The Reserve Bank of New Zealand (RBNZ), which raised its rate by 100 basis points in 2014, added that it's central projection was consistent with a period of stability in the OCR, a slight change to January's statement when it said it it expected to keep the OCR on hold for some time.
But the RBNZ sharpened its language about the New Zealand dollar, known as the kiwi. While it repeated that it remains unjustifiably high and unsustainable in light of the country's economic fundamentals, it added that "a substantial downward correction in the real exchange rate is needed to put New Zealand's external accounts on a more sustainable footing."
This compares with January's statement when it said that it expected "further significant depreciation."
The kiwi appreciated from the global financial crises in March 2009 to July 2014 but since then it has been depreciating, with the fall accelerating since Jan. 19 this year when the RBNZ dropped its previous tightening bias.
The kiwi then resumed its rise during February but started falling this month. Today it rose sharply following the RBNZ's statement, quoted at 1.369 to the U.S. dollar compared with yesterday's 1.388, but was down 6.3 percent since the start of the year.
In addition to the stronger language about the kiwi, the RBNZ also seems to have become more concerned about the fall in inflation, saying inflation expectations appeared to have fallen and it would be "closely monitoring the impact of this trend in wage and price setting behaviour."
New Zealand's inflation rate fell further in the fourth quarter of 2014 to 0.8 percent from 1.0 percent in the third quarter, below the central bank's target of 2.0 percent, plus/minus 1 percentage point.
The RBNZ said it expects inflation to fall to around zero in the March quarter and remain low during the rest of this year due to the high exchange rate, low global inflation and the fall in petrol prices.
The Reserve Bank of New Zealand issued the following statement:
"Statement issued by Reserve Bank Governor Graeme Wheeler:
The Reserve Bank today left the Official Cash Rate unchanged at 3.5 percent.
Global financial conditions remain very accommodative, and are reflected in high equity prices and record low interest rates. However, volatility in financial markets has increased since late-2014 following the sharp drop in oil prices, continued uncertainty about the global outlook and US monetary policy, and policy easings by a number of central banks.
Trading partner growth in 2015 is expected to continue at a similar pace to 2014. Growth remains robust in the US, but has slowed recently in China.
World oil prices are about 50 percent below their June-2014 peak, more reflecting increased supply than demand factors. The fall in oil prices is net positive for global economic growth, but will further reduce inflation in the near term, at a time when global inflation is already very low.

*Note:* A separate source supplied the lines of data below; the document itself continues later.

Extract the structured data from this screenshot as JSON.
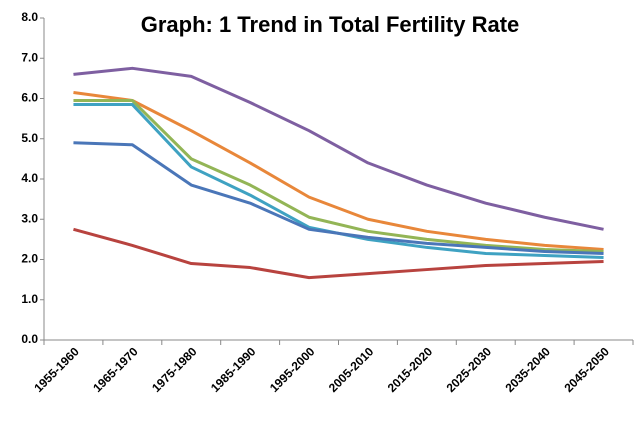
{
  "chart_data": {
    "type": "line",
    "title": "Graph: 1 Trend in Total Fertility Rate",
    "categories": [
      "1955-1960",
      "1965-1970",
      "1975-1980",
      "1985-1990",
      "1995-2000",
      "2005-2010",
      "2015-2020",
      "2025-2030",
      "2035-2040",
      "2045-2050"
    ],
    "series": [
      {
        "color": "#7e5fa1",
        "values": [
          6.6,
          6.75,
          6.55,
          5.9,
          5.2,
          4.4,
          3.85,
          3.4,
          3.05,
          2.75
        ]
      },
      {
        "color": "#e8873a",
        "values": [
          6.15,
          5.95,
          5.2,
          4.4,
          3.55,
          3.0,
          2.7,
          2.5,
          2.35,
          2.25
        ]
      },
      {
        "color": "#93b556",
        "values": [
          5.95,
          5.95,
          4.5,
          3.85,
          3.05,
          2.7,
          2.5,
          2.35,
          2.25,
          2.2
        ]
      },
      {
        "color": "#3fa2c2",
        "values": [
          5.85,
          5.85,
          4.3,
          3.6,
          2.8,
          2.5,
          2.3,
          2.15,
          2.1,
          2.05
        ]
      },
      {
        "color": "#4a76b8",
        "values": [
          4.9,
          4.85,
          3.85,
          3.4,
          2.75,
          2.55,
          2.4,
          2.3,
          2.2,
          2.15
        ]
      },
      {
        "color": "#b8433f",
        "values": [
          2.75,
          2.35,
          1.9,
          1.8,
          1.55,
          1.65,
          1.75,
          1.85,
          1.9,
          1.95
        ]
      }
    ],
    "ylim": [
      0,
      8
    ],
    "yticks": [
      {
        "value": 0,
        "label": "0.0"
      },
      {
        "value": 1,
        "label": "1.0"
      },
      {
        "value": 2,
        "label": "2.0"
      },
      {
        "value": 3,
        "label": "3.0"
      },
      {
        "value": 4,
        "label": "4.0"
      },
      {
        "value": 5,
        "label": "5.0"
      },
      {
        "value": 6,
        "label": "6.0"
      },
      {
        "value": 7,
        "label": "7.0"
      },
      {
        "value": 8,
        "label": "8.0"
      }
    ],
    "grid": false
  }
}
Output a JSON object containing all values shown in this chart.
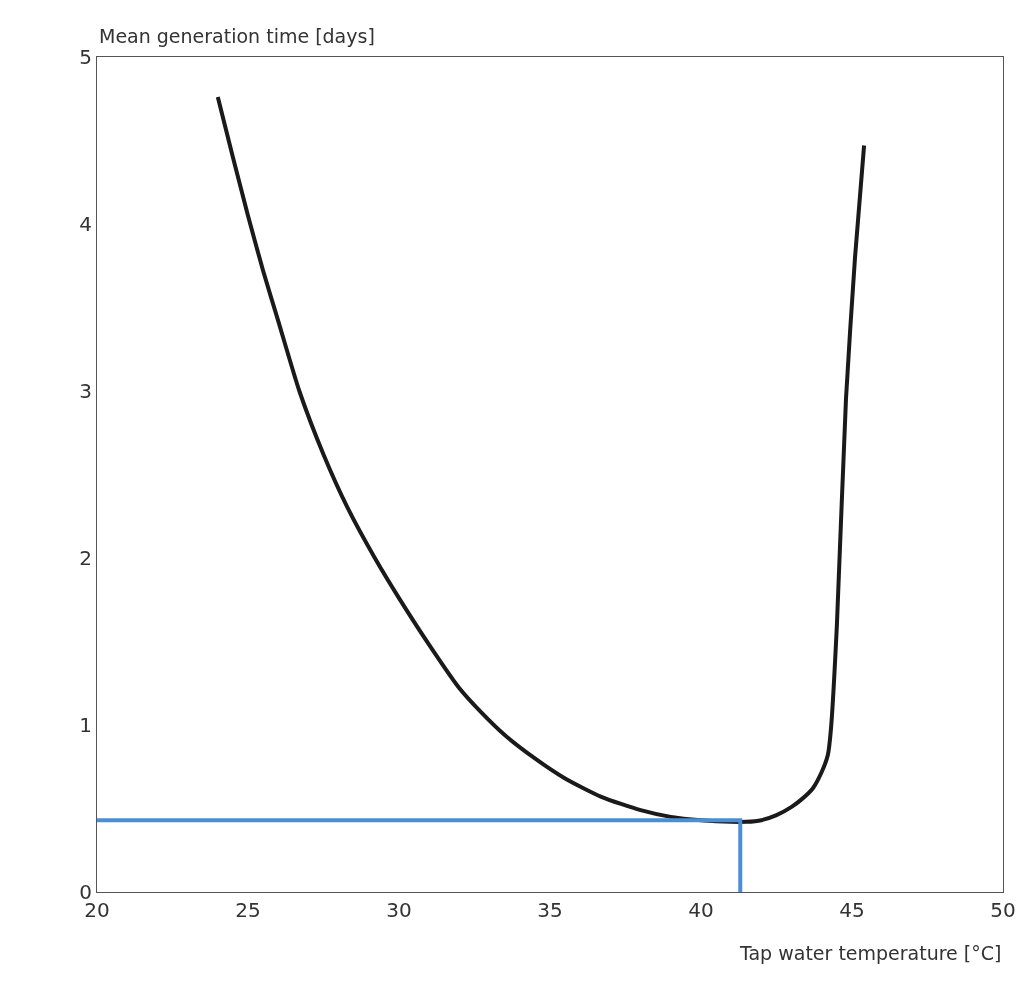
{
  "chart_data": {
    "type": "line",
    "xlabel": "Tap water temperature [°C]",
    "ylabel": "Mean generation time [days]",
    "xlim": [
      20,
      50
    ],
    "xticks": [
      20,
      25,
      30,
      35,
      40,
      45,
      50
    ],
    "ylim": [
      0,
      5
    ],
    "yticks": [
      0,
      1,
      2,
      3,
      4,
      5
    ],
    "grid": false,
    "marker": "none",
    "line_style": "solid",
    "series": [
      {
        "color": "#1a1a1a",
        "x": [
          24,
          24.5,
          25,
          25.5,
          26,
          26.7,
          27.5,
          28.3,
          29.2,
          30,
          31,
          32,
          32.7,
          33.5,
          34.5,
          35.5,
          36.7,
          38,
          39,
          40,
          41,
          41.5,
          42,
          42.5,
          43,
          43.3,
          43.7,
          44,
          44.2,
          44.3,
          44.5,
          44.8,
          45.1,
          45.4
        ],
        "values": [
          4.76,
          4.4,
          4.05,
          3.72,
          3.42,
          3.0,
          2.62,
          2.3,
          2.0,
          1.76,
          1.48,
          1.22,
          1.08,
          0.94,
          0.8,
          0.68,
          0.57,
          0.49,
          0.45,
          0.43,
          0.42,
          0.42,
          0.43,
          0.46,
          0.51,
          0.55,
          0.62,
          0.72,
          0.82,
          0.97,
          1.6,
          2.95,
          3.8,
          4.47
        ]
      },
      {
        "color": "#4a8fd6",
        "x": [
          20,
          41.3,
          41.3
        ],
        "values": [
          0.43,
          0.43,
          0
        ]
      }
    ]
  }
}
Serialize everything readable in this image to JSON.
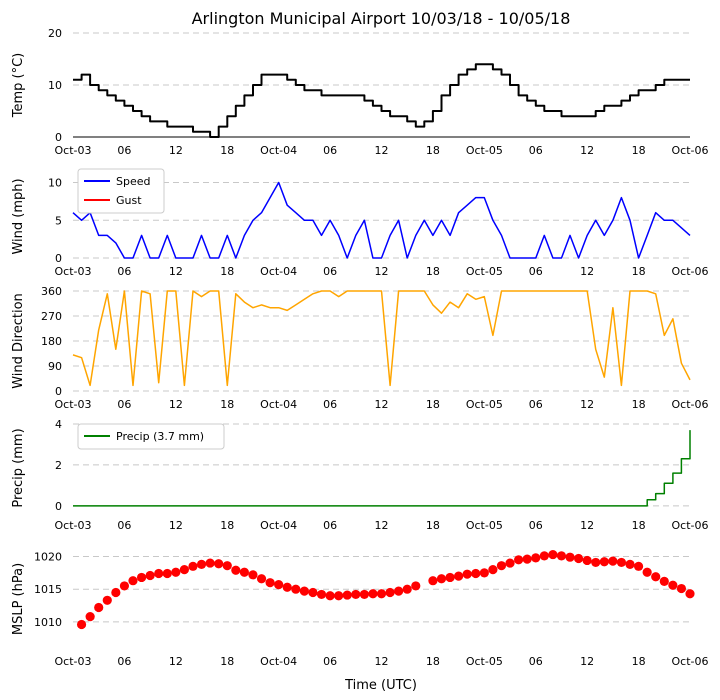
{
  "title": "Arlington Municipal Airport 10/03/18 - 10/05/18",
  "xlabel": "Time (UTC)",
  "x_tick_labels": [
    "Oct-03",
    "06",
    "12",
    "18",
    "Oct-04",
    "06",
    "12",
    "18",
    "Oct-05",
    "06",
    "12",
    "18",
    "Oct-06"
  ],
  "x_tick_hours": [
    0,
    6,
    12,
    18,
    24,
    30,
    36,
    42,
    48,
    54,
    60,
    66,
    72
  ],
  "chart_data": [
    {
      "type": "line",
      "ylabel": "Temp ($^\\circ$C)",
      "ylim": [
        0,
        20
      ],
      "yticks": [
        0,
        10,
        20
      ],
      "grid": "horizontal dashed",
      "series": [
        {
          "color": "#000000",
          "x": [
            0,
            1,
            2,
            3,
            4,
            5,
            6,
            7,
            8,
            9,
            10,
            11,
            12,
            13,
            14,
            15,
            16,
            17,
            18,
            19,
            20,
            21,
            22,
            23,
            24,
            25,
            26,
            27,
            28,
            29,
            30,
            31,
            32,
            33,
            34,
            35,
            36,
            37,
            38,
            39,
            40,
            41,
            42,
            43,
            44,
            45,
            46,
            47,
            48,
            49,
            50,
            51,
            52,
            53,
            54,
            55,
            56,
            57,
            58,
            59,
            60,
            61,
            62,
            63,
            64,
            65,
            66,
            67,
            68,
            69,
            70,
            71,
            72
          ],
          "y": [
            11,
            12,
            10,
            9,
            8,
            7,
            6,
            5,
            4,
            3,
            3,
            2,
            2,
            2,
            1,
            1,
            0,
            2,
            4,
            6,
            8,
            10,
            12,
            12,
            12,
            11,
            10,
            9,
            9,
            8,
            8,
            8,
            8,
            8,
            7,
            6,
            5,
            4,
            4,
            3,
            2,
            3,
            5,
            8,
            10,
            12,
            13,
            14,
            14,
            13,
            12,
            10,
            8,
            7,
            6,
            5,
            5,
            4,
            4,
            4,
            4,
            5,
            6,
            6,
            7,
            8,
            9,
            9,
            10,
            11,
            11,
            11,
            11
          ]
        }
      ]
    },
    {
      "type": "line",
      "ylabel": "Wind (mph)",
      "ylim": [
        0,
        11
      ],
      "yticks": [
        0,
        5,
        10
      ],
      "grid": "horizontal dashed",
      "legend": "top-left",
      "series": [
        {
          "name": "Speed",
          "color": "#0000ff",
          "x": [
            0,
            1,
            2,
            3,
            4,
            5,
            6,
            7,
            8,
            9,
            10,
            11,
            12,
            13,
            14,
            15,
            16,
            17,
            18,
            19,
            20,
            21,
            22,
            23,
            24,
            25,
            26,
            27,
            28,
            29,
            30,
            31,
            32,
            33,
            34,
            35,
            36,
            37,
            38,
            39,
            40,
            41,
            42,
            43,
            44,
            45,
            46,
            47,
            48,
            49,
            50,
            51,
            52,
            53,
            54,
            55,
            56,
            57,
            58,
            59,
            60,
            61,
            62,
            63,
            64,
            65,
            66,
            67,
            68,
            69,
            70,
            71,
            72
          ],
          "y": [
            6,
            5,
            6,
            3,
            3,
            2,
            0,
            0,
            3,
            0,
            0,
            3,
            0,
            0,
            0,
            3,
            0,
            0,
            3,
            0,
            3,
            5,
            6,
            8,
            10,
            7,
            6,
            5,
            5,
            3,
            5,
            3,
            0,
            3,
            5,
            0,
            0,
            3,
            5,
            0,
            3,
            5,
            3,
            5,
            3,
            6,
            7,
            8,
            8,
            5,
            3,
            0,
            0,
            0,
            0,
            3,
            0,
            0,
            3,
            0,
            3,
            5,
            3,
            5,
            8,
            5,
            0,
            3,
            6,
            5,
            5,
            4,
            3
          ]
        },
        {
          "name": "Gust",
          "color": "#ff0000",
          "x": [],
          "y": []
        }
      ]
    },
    {
      "type": "line",
      "ylabel": "Wind Direction",
      "ylim": [
        0,
        360
      ],
      "yticks": [
        0,
        90,
        180,
        270,
        360
      ],
      "grid": "horizontal dashed",
      "series": [
        {
          "color": "#ffa500",
          "x": [
            0,
            1,
            2,
            3,
            4,
            5,
            6,
            7,
            8,
            9,
            10,
            11,
            12,
            13,
            14,
            15,
            16,
            17,
            18,
            19,
            20,
            21,
            22,
            23,
            24,
            25,
            26,
            27,
            28,
            29,
            30,
            31,
            32,
            33,
            34,
            35,
            36,
            37,
            38,
            39,
            40,
            41,
            42,
            43,
            44,
            45,
            46,
            47,
            48,
            49,
            50,
            51,
            52,
            53,
            54,
            55,
            56,
            57,
            58,
            59,
            60,
            61,
            62,
            63,
            64,
            65,
            66,
            67,
            68,
            69,
            70,
            71,
            72
          ],
          "y": [
            130,
            120,
            20,
            220,
            350,
            150,
            360,
            20,
            360,
            350,
            30,
            360,
            360,
            20,
            360,
            340,
            360,
            360,
            20,
            350,
            320,
            300,
            310,
            300,
            300,
            290,
            310,
            330,
            350,
            360,
            360,
            340,
            360,
            360,
            360,
            360,
            360,
            20,
            360,
            360,
            360,
            360,
            310,
            280,
            320,
            300,
            350,
            330,
            340,
            200,
            360,
            360,
            360,
            360,
            360,
            360,
            360,
            360,
            360,
            360,
            360,
            150,
            50,
            300,
            20,
            360,
            360,
            360,
            350,
            200,
            260,
            100,
            40
          ]
        }
      ]
    },
    {
      "type": "line",
      "ylabel": "Precip (mm)",
      "ylim": [
        -0.3,
        4
      ],
      "yticks": [
        0,
        2,
        4
      ],
      "grid": "horizontal dashed",
      "legend": "top-left",
      "series": [
        {
          "name": "Precip (3.7 mm)",
          "color": "#008000",
          "x": [
            0,
            10,
            20,
            30,
            40,
            50,
            60,
            66,
            67,
            68,
            69,
            70,
            71,
            72
          ],
          "y": [
            0,
            0,
            0,
            0,
            0,
            0,
            0,
            0,
            0.3,
            0.6,
            1.1,
            1.6,
            2.3,
            3.7
          ]
        }
      ]
    },
    {
      "type": "scatter",
      "ylabel": "MSLP (hPa)",
      "ylim": [
        1006,
        1021
      ],
      "yticks": [
        1010,
        1015,
        1020
      ],
      "grid": "horizontal dashed",
      "series": [
        {
          "color": "#ff0000",
          "x": [
            1,
            2,
            3,
            4,
            5,
            6,
            7,
            8,
            9,
            10,
            11,
            12,
            13,
            14,
            15,
            16,
            17,
            18,
            19,
            20,
            21,
            22,
            23,
            24,
            25,
            26,
            27,
            28,
            29,
            30,
            31,
            32,
            33,
            34,
            35,
            36,
            37,
            38,
            39,
            40,
            42,
            43,
            44,
            45,
            46,
            47,
            48,
            49,
            50,
            51,
            52,
            53,
            54,
            55,
            56,
            57,
            58,
            59,
            60,
            61,
            62,
            63,
            64,
            65,
            66,
            67,
            68,
            69,
            70,
            71,
            72
          ],
          "y": [
            1009.6,
            1010.8,
            1012.2,
            1013.3,
            1014.5,
            1015.5,
            1016.3,
            1016.8,
            1017.1,
            1017.4,
            1017.4,
            1017.6,
            1018.0,
            1018.5,
            1018.8,
            1019.0,
            1018.9,
            1018.6,
            1017.9,
            1017.6,
            1017.2,
            1016.6,
            1016.0,
            1015.7,
            1015.3,
            1015.0,
            1014.7,
            1014.5,
            1014.2,
            1014.0,
            1014.0,
            1014.1,
            1014.2,
            1014.2,
            1014.3,
            1014.3,
            1014.5,
            1014.7,
            1015.0,
            1015.5,
            1016.3,
            1016.6,
            1016.8,
            1017.0,
            1017.3,
            1017.4,
            1017.5,
            1018.0,
            1018.6,
            1019.0,
            1019.5,
            1019.6,
            1019.8,
            1020.1,
            1020.3,
            1020.1,
            1019.9,
            1019.7,
            1019.4,
            1019.1,
            1019.2,
            1019.3,
            1019.1,
            1018.8,
            1018.5,
            1017.6,
            1016.9,
            1016.2,
            1015.6,
            1015.1,
            1014.3
          ]
        }
      ]
    }
  ]
}
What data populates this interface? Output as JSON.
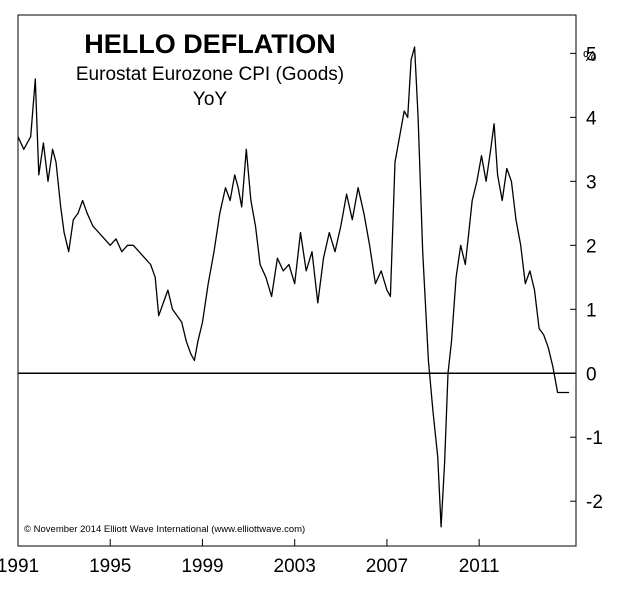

The domestic economy remains strong. The fall in petrol prices has increased households’ purchasing power and lowered the cost of doing business. Employment and construction activity are strong. Net immigration remains high, and monetary policy continues to be supportive. The housing market is showing signs of picking up, particularly in Auckland. However, there are a number of factors weighing on domestic growth, including drought conditions in parts of the country, fiscal consolidation, reduced dairy incomes, and the high exchange rate.
On a trade-weighted basis, the New Zealand dollar remains unjustifiably high and unsustainable in terms of New Zealand’s long-term economic fundamentals. A substantial downward correction in the real exchange rate is needed to put New Zealand’s external accounts on a more sustainable footing.
Annual CPI inflation is expected to fall to around zero in the March quarter and remain low over 2015, reflecting the high exchange rate, low global inflation, and the recent falls in petrol prices. Inflation expectations appear to have fallen recently, and we will be closely monitoring the impact of this trend on wage and price setting behaviour, especially in the non-traded sector.
Monetary policy remains focused on ensuring inflation settles at 2 percent over the medium term. As the economy expands, inflation returns gradually towards the midpoint of the target range.
Our central projection is consistent with a period of stability in the OCR. However, future interest rate adjustments, either up or down, will depend on the emerging flow of economic data."